In our way to Bath we passed through several small towns that had been lately begun, and in these the houses were comfortable and neatly built; but the greater part of those of the farmers were wretched indeed; one at which we stopped for the night, in the course of our journey, had not even a chimney or window to it; a large hole at the end of the roof supplied the deficiency of both; the door was of such a nature, also, as to make up in some measure for the want of a window, as it admitted light on all sides. A heavy fall of snow happened to take place whilst we were at this house, and as we lay stretched on our skins beside the fire, at night, the snow was blown, in no small quantities, through the crevices of the door, under our very ears.
At some of these houses we got plenty of venison, and good butter, milk, and bread; but at others we could get nothing whatsoever to eat. At one little village, consisting of three or four houses, the people told us, that they had not even sufficient bread and milk for themselves; and, indeed, the scantiness of the meal to which we saw them sitting down confirmed the truth of what they said. We were under the necessity of walking on for nine miles beyond this village before we could get any thing to satisfy our appetites.

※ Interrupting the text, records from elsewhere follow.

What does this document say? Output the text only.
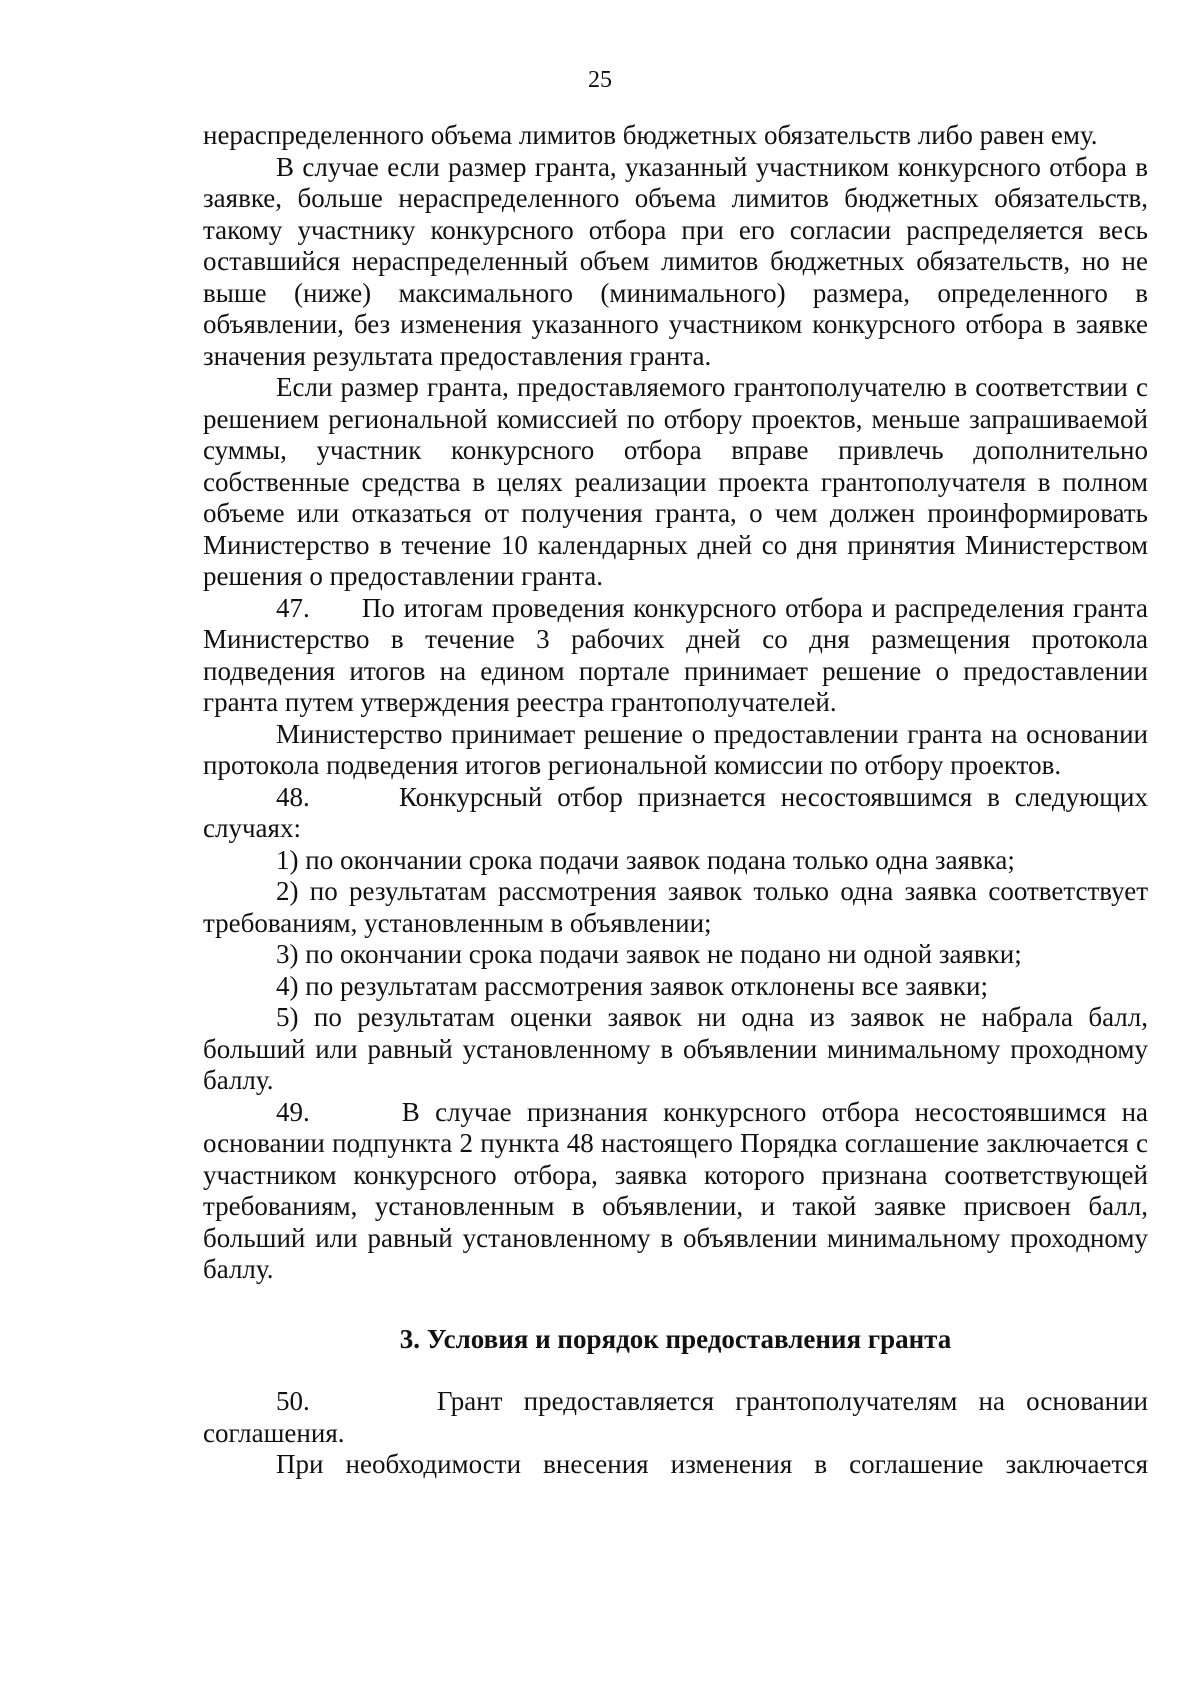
25

нераспределенного объема лимитов бюджетных обязательств либо равен ему.

В случае если размер гранта, указанный участником конкурсного отбора в заявке, больше нераспределенного объема лимитов бюджетных обязательств, такому участнику конкурсного отбора при его согласии распределяется весь оставшийся нераспределенный объем лимитов бюджетных обязательств, но не выше (ниже) максимального (минимального) размера, определенного в объявлении, без изменения указанного участником конкурсного отбора в заявке значения результата предоставления гранта.

Если размер гранта, предоставляемого грантополучателю в соответствии с решением региональной комиссией по отбору проектов, меньше запрашиваемой суммы, участник конкурсного отбора вправе привлечь дополнительно собственные средства в целях реализации проекта грантополучателя в полном объеме или отказаться от получения гранта, о чем должен проинформировать Министерство в течение 10 календарных дней со дня принятия Министерством решения о предоставлении гранта.

47.      По итогам проведения конкурсного отбора и распределения гранта Министерство в течение 3 рабочих дней со дня размещения протокола подведения итогов на едином портале принимает решение о предоставлении гранта путем утверждения реестра грантополучателей.

Министерство принимает решение о предоставлении гранта на основании протокола подведения итогов региональной комиссии по отбору проектов.

48.      Конкурсный отбор признается несостоявшимся в следующих случаях:

1) по окончании срока подачи заявок подана только одна заявка;

2) по результатам рассмотрения заявок только одна заявка соответствует требованиям, установленным в объявлении;

3) по окончании срока подачи заявок не подано ни одной заявки;

4) по результатам рассмотрения заявок отклонены все заявки;

5) по результатам оценки заявок ни одна из заявок не набрала балл, больший или равный установленному в объявлении минимальному проходному баллу.

49.      В случае признания конкурсного отбора несостоявшимся на основании подпункта 2 пункта 48 настоящего Порядка соглашение заключается с участником конкурсного отбора, заявка которого признана соответствующей требованиям, установленным в объявлении, и такой заявке присвоен балл, больший или равный установленному в объявлении минимальному проходному баллу.

3. Условия и порядок предоставления гранта

50.      Грант предоставляется грантополучателям на основании соглашения.

При необходимости внесения изменения в соглашение заключается
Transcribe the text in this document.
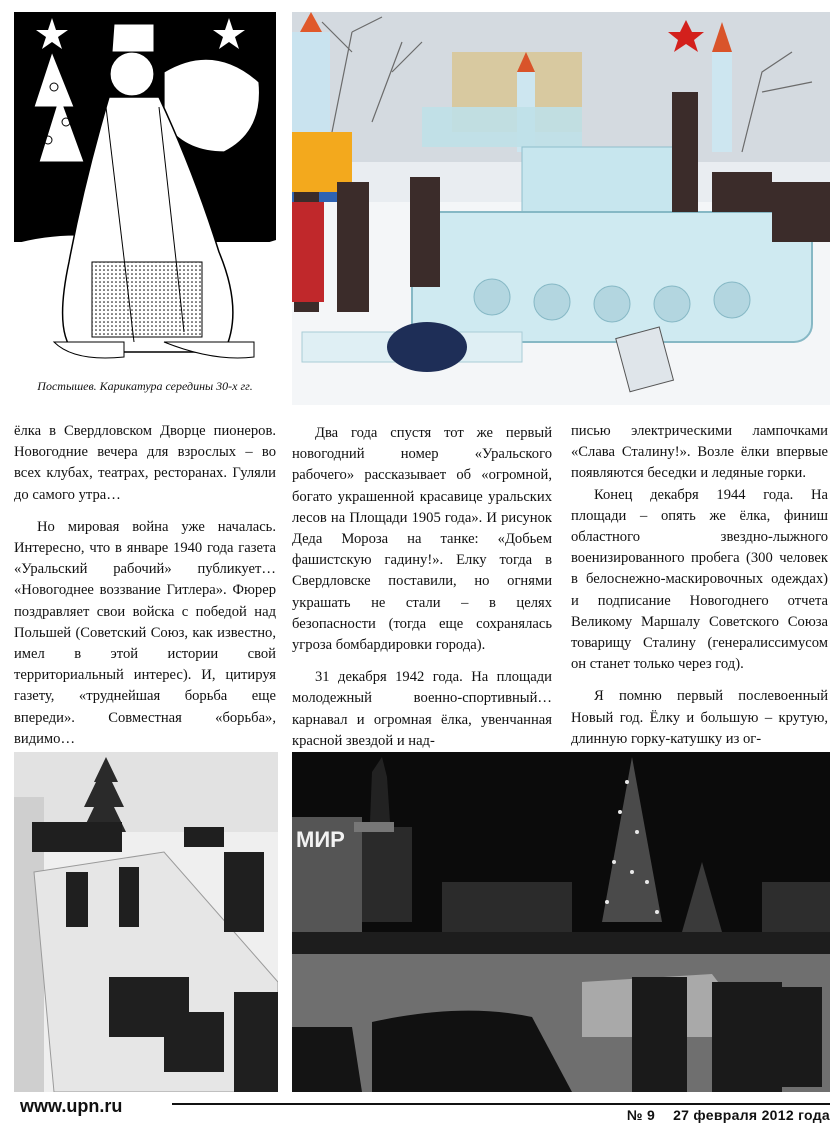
Постышев. Карикатура середины 30-х гг.

ёлка в Свердловском Дворце пионеров. Новогодние вечера для взрослых – во всех клубах, театрах, ресторанах. Гуляли до самого утра…

Но мировая война уже началась. Интересно, что в январе 1940 года газета «Уральский рабочий» публикует… «Новогоднее воззвание Гитлера». Фюрер поздравляет свои войска с победой над Польшей (Советский Союз, как известно, имел в этой истории свой территориальный интерес). И, цитируя газету, «труднейшая борьба еще впереди». Совместная «борьба», видимо…

Два года спустя тот же первый новогодний номер «Уральского рабочего» рассказывает об «огромной, богато украшенной красавице уральских лесов на Площади 1905 года». И рисунок Деда Мороза на танке: «Добьем фашистскую гадину!». Елку тогда в Свердловске поставили, но огнями украшать не стали – в целях безопасности (тогда еще сохранялась угроза бомбардировки города).

31 декабря 1942 года. На площади молодежный военно-спортивный… карнавал и огромная ёлка, увенчанная красной звездой и над-

писью электрическими лампочками «Слава Сталину!». Возле ёлки впервые появляются беседки и ледяные горки.

Конец декабря 1944 года. На площади – опять же ёлка, финиш областного звездно-лыжного военизированного пробега (300 человек в белоснежно-маскировочных одеждах) и подписание Новогоднего отчета Великому Маршалу Советского Союза товарищу Сталину (генералиссимусом он станет только через год).

Я помню первый послевоенный Новый год. Ёлку и большую – крутую, длинную горку-катушку из ог-

МИР
www.upn.ru	№ 9 27 февраля 2012 года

The fall of snow, which I have mentioned, interrupted our progress through the woods very considerably the subsequent morning; it all disappeared, however, before the next night, and in the course of the third day from that on which we left the banks of the Genesee River we reached the place of our destination.
LETTER XXXVII.
Account of Bath.—Of the Neighbourhood.—Singular Method taken to improve it.—Speculators.—Description of one, in a Letter from an American Farmer.—Conhorton Creek.—View of the Navigation from Bath downwards.—Leave Bath for Newtown.—Embark in Canoes.—Stranded in the Night.—Seek for Shelter in a neighbouring House.—Difficulty of procuring Provisions.—Resume our Voyage.—Lochartsburgh.—Description of the eastern Branch of the Susquehannah River.—French Town.—French and Americans ill suited to each other.—Wilkes-barré.—Mountains in the Neighbourhood.—Country thinly settled towards Philadelphia.—Description of the Wind-Gap in the Blue Mountains.—Summary Account of the Moravian Settlement at Bethlehem.—Return to Philadelphia.
Philadelphia, November.
BATH.
BATH is a post town, and the principal town in the western parts of the state of New York. Though laid out only three years ago, yet it already contains about thirty houses, and is increasing very fast. Amongst the houses are several stores or shops well furnished with goods, and a tavern that would not be thought meanly of in any part of America. This town was founded by a gentleman who formerly bore the rank of captain in his Majesty’s service; he has likewise been the founder of Williamsburgh and Falkner’s Town; and indeed to his exertions, joined to those of a few other individuals, may be ascribed the improvement of the whole of this part of the country, best known in America by the name of the Genesee Country, or the County of the Lakes, from its being watered by that river, and a great number of small lakes.